According to the latest numbers from Brazilian telecom regulator Anatel, Brazil ended October with 259.29 million mobile lines. Of those, 209.88 million or 80.9% were prepaid connections.
“Mobile phones are in everybody’s lives. Many people who do not have bank accounts have mobile lines,” said Bradesco executive director Candido Leonelli.
Bradesco director Márcio Parizotto also noted that policymakers were interested in this new technology. “There is a favorable government agenda to make m-payment work,” he said.
Claro will be bring its knowledge of low-cost transactions to the products, and Bradesco will take care of the credit, financing and banking processes. The companies said they have conducted studies of their customer bases to identify common and target customers. During the press conference in São Paulo, company officials said a virtual wallet solution linked to mobile line services will launch by mid-2013, and NFC payments will launch in the second half of 2013.
The virtual wallet is a co-branded solution focused on people who don’t have bank accounts, especially those who own prepaid mobile phones. It will work the same way as a prepaid card, allowing customers to get cash from Bradesco’s ATMs, shop, pay bills, and transfer money to other Claro virtual wallet customers.

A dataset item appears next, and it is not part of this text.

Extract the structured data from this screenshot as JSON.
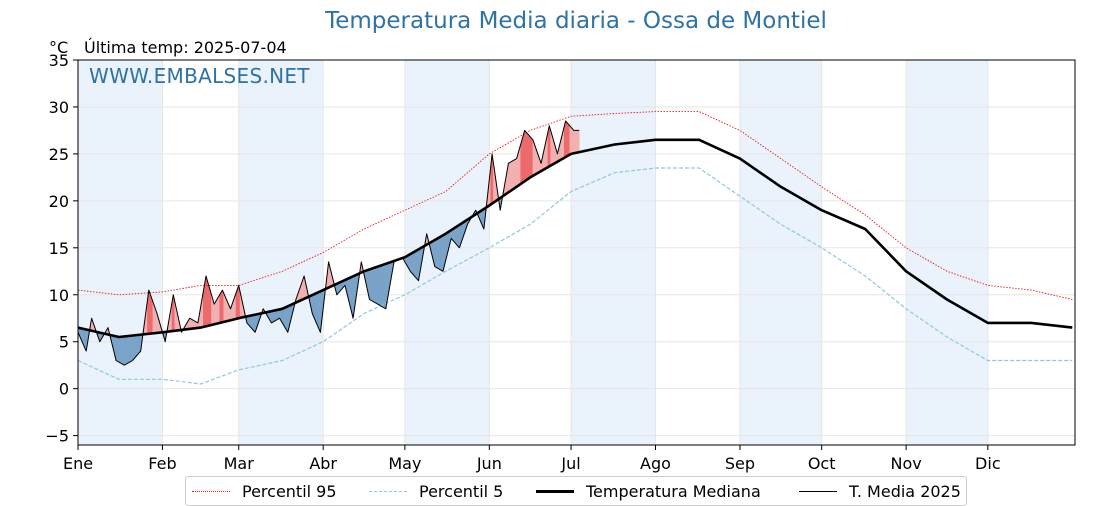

“Shopping or other financial transactions will be possible via SMS and/or USSD. It has to be simple and designed for feature phones to work,” said Fiamma Zarife, Claro’s director of value added services and roaming. However, customers can also request a physical prepaid debit card.
Under these terms, a key part to making this product work is enabling stores to receive payment via SMS or USSD. “About 300,000 merchants from Cielo [who currently manages the Visa merchant acceptance network in Brazil] will be ready to accept this,” said Parizotto.
Claro and Bradesco will split revenues from the joint offering.
The NFC solution, which the companies plan to launch by the second half of next year, will focus on clients with greater purchasing power — those who are able to purchase an NFC-enabled smartphone. “We are in talks with GSMA, who has an initiative with device manufactures to unveil a terminal with at an attractive price. GSMA is looking at 2014 FIFA World Cup to popularize NFC solutions,” said Claro president Zenteno.
During GSMA’s Mobile NFC event held earlier this year in São Paulo, the association said it was looking to show that NFC is moving from trials to its first commercial launches. Brazilian mobile network operators have carried out a number of trials with Banco do Brasil, Viva and Vivotech. GSMA’s NFC go-to-market program focuses on expanding collaboration, interoperability and ecosystem development.